- Hareeri Location in Somalia
- Coordinates: 1°57′49″N 42°21′17″E﻿ / ﻿1.96361°N 42.35472°E
- Country: Somalia
- State: Jubaland
- Region: Gedo
- District: Bardheere District
- Time zone: UTC+3 (EAT)

= Hareeri =

Hareeri is a small village in Bardera District located in Gedo Region of Somalia. The village of Hareeri lies 7km southeast of Anoole town near the district borders between Diinsoor of Bay Region and Sakow of Middle Juba Region. Hareeri Village coordinates are (2.88 N, 42 E).

==Juba Valley forest area==
Hareeri is about 30 km from Juba River and it was an army base as it is some distance from farming communities. Hareeri got its name from the hareeri tree which is found in many areas in Gedo region and elsewhere in Somalia.

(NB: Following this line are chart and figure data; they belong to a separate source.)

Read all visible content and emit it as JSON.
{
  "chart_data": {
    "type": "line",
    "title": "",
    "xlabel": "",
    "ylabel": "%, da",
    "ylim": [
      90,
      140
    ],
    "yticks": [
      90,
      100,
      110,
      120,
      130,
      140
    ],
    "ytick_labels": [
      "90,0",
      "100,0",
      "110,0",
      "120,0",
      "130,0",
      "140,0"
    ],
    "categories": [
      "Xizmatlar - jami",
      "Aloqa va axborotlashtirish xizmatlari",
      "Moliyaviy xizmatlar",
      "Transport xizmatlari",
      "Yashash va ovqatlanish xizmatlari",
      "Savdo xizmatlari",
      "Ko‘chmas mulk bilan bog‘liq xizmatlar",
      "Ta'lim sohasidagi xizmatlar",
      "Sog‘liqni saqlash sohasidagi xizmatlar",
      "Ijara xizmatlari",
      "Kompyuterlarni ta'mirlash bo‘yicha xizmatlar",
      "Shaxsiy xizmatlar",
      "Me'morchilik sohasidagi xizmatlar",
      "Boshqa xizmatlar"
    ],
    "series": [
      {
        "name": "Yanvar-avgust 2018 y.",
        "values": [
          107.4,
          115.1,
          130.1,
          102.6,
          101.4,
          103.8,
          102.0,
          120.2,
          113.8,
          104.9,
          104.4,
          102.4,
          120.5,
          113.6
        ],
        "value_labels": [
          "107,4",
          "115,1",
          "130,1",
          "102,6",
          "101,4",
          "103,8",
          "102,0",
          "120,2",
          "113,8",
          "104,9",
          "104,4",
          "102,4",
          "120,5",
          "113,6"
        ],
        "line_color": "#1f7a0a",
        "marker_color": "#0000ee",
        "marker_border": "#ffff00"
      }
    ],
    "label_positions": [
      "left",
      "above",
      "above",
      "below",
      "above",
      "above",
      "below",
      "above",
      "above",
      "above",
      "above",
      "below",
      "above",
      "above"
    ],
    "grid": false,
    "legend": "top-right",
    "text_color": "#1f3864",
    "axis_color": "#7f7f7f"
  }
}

There are low rise mountain ranges along the eastern Juba Valley starting from Northern Gedo region districts of Dolow and Lugh running along the length of the Juba River and end at Anole north of Hareeri, just before Barrow Diinle, the last main town in Gedo region near the border with Middle Juba.

==Camel grazing==
Barrow Diinle and Hareeri, and down southeast towards Jilib are the areas where camel herds come for grazing during dry seasons as the Juba Valley forest area is abandoned by animals during the rainy season because of the killer bites (Gosha iyo Gendiga Bites) camels get if they remain in the area during the gu (April–June) and deyr (October-
December) rainy seasons.

When the rains are over and the foraging areas in the mountain areas of Gedo are consumed, the herders take their animals to the forest areas starting at Anole and Barrow Diinle down to Hareeri and all the way to Jilib near the Indian Ocean north of Kismayo.